MR CONNOLLY: My question is also to Mr Stefaniak, the Minister for Education. Minister, in April the Chief Minister published a document entitled “Guidelines for Ministerial Conduct”. It was silent on a number of matters - personal conduct, sexual harassment, interference in appeal processes. Given that general silence, I ask you to explain to this Assembly what standards you, as Minister, are expected to uphold in relation to the use of taxpayers’ money for trips to party political functions?

Mr Stefaniak: Would you like to be specific in relation to that?
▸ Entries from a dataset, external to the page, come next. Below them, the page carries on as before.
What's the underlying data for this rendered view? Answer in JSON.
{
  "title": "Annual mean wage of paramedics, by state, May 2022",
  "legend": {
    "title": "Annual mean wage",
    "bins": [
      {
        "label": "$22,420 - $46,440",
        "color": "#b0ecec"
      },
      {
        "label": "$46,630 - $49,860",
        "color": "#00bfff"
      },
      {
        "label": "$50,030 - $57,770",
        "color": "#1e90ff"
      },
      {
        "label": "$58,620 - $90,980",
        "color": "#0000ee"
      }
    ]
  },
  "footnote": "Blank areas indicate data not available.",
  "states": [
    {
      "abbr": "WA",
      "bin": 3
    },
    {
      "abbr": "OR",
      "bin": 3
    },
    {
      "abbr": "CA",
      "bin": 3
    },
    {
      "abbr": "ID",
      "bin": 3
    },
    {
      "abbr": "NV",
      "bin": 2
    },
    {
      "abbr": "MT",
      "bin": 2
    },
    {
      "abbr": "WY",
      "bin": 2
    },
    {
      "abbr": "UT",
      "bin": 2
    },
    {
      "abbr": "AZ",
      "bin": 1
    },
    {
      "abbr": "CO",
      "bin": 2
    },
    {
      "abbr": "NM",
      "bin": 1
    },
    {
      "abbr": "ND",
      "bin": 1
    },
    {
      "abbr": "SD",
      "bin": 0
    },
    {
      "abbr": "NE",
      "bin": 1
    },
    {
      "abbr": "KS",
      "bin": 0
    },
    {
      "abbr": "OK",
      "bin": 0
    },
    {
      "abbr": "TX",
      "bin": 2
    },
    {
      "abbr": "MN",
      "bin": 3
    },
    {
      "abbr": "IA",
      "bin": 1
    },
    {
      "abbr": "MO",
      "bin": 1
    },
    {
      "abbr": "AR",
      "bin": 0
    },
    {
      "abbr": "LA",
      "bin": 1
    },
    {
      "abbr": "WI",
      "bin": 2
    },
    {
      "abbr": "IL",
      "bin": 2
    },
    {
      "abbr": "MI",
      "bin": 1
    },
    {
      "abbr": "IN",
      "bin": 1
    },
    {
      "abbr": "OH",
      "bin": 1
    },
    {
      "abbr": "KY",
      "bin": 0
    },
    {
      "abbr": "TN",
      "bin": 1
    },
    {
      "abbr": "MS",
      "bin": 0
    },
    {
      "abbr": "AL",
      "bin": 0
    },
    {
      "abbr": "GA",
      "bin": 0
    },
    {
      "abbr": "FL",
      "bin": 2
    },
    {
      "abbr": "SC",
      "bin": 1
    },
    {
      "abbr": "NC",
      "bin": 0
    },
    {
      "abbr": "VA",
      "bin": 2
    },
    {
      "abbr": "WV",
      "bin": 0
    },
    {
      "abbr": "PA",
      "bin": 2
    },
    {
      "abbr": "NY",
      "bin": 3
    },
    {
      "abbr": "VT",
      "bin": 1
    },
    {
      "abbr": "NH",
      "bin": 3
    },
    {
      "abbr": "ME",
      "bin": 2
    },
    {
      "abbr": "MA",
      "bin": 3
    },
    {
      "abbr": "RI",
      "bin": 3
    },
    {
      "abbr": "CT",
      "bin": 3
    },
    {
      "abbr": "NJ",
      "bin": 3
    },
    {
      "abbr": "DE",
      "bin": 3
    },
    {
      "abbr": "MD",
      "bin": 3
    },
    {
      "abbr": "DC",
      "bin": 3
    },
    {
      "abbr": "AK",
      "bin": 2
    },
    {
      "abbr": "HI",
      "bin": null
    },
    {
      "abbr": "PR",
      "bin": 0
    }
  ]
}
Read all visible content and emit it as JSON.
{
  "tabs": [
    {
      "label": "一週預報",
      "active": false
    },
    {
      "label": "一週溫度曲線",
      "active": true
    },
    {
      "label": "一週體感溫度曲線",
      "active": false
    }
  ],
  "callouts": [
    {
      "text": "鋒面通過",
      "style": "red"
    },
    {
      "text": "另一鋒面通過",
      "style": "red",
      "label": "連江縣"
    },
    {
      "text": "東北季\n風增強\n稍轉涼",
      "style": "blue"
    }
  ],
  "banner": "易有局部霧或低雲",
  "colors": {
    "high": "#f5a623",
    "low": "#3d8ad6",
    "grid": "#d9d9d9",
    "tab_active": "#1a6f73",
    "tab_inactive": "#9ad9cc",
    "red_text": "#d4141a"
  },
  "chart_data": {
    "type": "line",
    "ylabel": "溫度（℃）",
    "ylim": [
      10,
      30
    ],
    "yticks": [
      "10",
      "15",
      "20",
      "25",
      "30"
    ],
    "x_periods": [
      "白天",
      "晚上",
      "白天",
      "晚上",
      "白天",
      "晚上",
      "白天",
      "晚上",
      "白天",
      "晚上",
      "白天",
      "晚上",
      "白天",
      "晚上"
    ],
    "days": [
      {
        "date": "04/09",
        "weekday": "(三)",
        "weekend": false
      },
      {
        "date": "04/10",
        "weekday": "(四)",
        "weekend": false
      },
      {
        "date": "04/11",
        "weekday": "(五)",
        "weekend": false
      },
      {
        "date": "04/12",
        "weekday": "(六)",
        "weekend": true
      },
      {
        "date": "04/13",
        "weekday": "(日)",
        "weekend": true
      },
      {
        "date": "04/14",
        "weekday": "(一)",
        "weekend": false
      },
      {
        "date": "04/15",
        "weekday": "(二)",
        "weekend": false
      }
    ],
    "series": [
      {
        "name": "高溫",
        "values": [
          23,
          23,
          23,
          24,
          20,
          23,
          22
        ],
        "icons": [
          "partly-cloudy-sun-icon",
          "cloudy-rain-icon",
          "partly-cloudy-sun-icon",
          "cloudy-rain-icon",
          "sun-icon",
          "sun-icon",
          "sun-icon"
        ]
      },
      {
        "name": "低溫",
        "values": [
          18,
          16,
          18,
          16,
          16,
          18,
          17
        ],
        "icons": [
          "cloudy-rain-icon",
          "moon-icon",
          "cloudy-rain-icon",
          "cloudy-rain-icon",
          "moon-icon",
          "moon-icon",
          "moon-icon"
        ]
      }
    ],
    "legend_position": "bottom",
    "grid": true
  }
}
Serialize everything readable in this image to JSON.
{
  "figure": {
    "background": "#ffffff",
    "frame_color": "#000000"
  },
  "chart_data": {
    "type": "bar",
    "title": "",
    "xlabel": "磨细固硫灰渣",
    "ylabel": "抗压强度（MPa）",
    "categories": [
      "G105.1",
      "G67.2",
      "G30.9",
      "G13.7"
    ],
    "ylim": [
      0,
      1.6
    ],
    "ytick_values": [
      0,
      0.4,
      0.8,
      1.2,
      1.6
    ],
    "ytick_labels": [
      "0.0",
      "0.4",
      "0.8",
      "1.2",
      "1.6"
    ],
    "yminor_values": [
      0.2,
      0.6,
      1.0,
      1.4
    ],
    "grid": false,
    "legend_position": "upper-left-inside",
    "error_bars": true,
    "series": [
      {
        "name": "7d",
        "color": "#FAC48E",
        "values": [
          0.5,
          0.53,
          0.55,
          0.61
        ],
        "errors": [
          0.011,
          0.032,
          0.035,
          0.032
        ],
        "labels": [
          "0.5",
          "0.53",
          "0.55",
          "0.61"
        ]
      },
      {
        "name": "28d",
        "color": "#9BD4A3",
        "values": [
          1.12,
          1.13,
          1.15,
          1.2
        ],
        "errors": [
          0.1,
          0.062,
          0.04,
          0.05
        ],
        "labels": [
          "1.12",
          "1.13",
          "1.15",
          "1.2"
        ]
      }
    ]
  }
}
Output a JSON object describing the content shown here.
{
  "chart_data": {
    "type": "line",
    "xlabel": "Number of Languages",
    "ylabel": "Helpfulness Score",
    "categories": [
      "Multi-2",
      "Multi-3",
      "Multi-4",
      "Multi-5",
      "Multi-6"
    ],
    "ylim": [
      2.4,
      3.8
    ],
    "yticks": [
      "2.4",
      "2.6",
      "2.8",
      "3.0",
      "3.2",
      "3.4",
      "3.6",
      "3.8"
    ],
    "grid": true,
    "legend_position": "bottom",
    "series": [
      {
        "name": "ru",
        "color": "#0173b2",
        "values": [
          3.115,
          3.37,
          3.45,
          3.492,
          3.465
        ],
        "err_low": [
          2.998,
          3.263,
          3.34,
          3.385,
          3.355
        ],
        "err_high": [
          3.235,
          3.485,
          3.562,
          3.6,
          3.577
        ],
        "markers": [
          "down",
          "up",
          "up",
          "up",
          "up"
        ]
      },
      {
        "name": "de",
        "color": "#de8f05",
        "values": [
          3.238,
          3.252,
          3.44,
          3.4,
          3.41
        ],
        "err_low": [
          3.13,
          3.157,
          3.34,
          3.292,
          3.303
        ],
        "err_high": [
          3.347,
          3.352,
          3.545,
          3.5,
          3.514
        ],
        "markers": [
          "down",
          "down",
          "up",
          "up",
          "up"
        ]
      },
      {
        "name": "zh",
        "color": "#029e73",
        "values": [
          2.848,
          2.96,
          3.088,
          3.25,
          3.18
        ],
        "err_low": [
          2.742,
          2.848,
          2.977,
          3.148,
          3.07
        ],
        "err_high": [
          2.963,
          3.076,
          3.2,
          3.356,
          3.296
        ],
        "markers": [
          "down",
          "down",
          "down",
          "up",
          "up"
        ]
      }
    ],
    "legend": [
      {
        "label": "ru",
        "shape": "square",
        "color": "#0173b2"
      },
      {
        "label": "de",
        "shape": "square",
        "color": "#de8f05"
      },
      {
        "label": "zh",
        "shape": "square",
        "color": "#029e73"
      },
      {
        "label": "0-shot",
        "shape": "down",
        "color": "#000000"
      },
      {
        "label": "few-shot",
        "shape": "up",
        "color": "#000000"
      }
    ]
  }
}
MR CONNOLLY: The Minister seemed not to understand the question. The question, very specifically, was: What standards are you, as Minister, expected to uphold in relation to the use of taxpayer funds for trips to party political events?

Mr Kaine: The same ones that you invented when you were in government.

MR STEFANIAK: Exactly, Mr Connolly. I think Mr Kaine has almost answered it. You went to Hobart to meet some other Ministers who happened to be Labor Ministers, and I went to Adelaide to meet some coalition Ministers who happened to be Liberals. You have the documents there because, unlike your Government, Mr Connolly, we table details of ministerial travel on a regular basis.

MR CONNOLLY: I ask a supplementary question, Mr Speaker. I have no difficulty with Mr Stefaniak, as Minister, attending a meeting with other Ministers, where, no doubt, official business was transacted. I do, however, ask: What was the justification for the expenditure of $405 for a passenger Duckworth, of Mr Stefaniak's office, to attend, unaccompanied by the Minister, a meeting described under “reasons for travel” as “Coalition advisers on education meeting” in Melbourne? That clearly appears to have been a party political meeting, as it was of coalition advisers, and the passenger was not accompanied by the Minister.

Mrs Carnell: It certainly was not the party conference in Hobart, with Mr Wedgwood.

MR CONNOLLY: The squawking Chief Minister might like to pay a little bit more attention to what this mistake-prone Minister is up to.

MR STEFANIAK: Mr Connolly, my colleagues keep referring to trips you took to Hobart with staff. Let me say this, Mr Connolly; hear me out.

Mr Connolly: Mr Speaker, I take a point of order. I attended no meeting of any ALP conference in Hobart.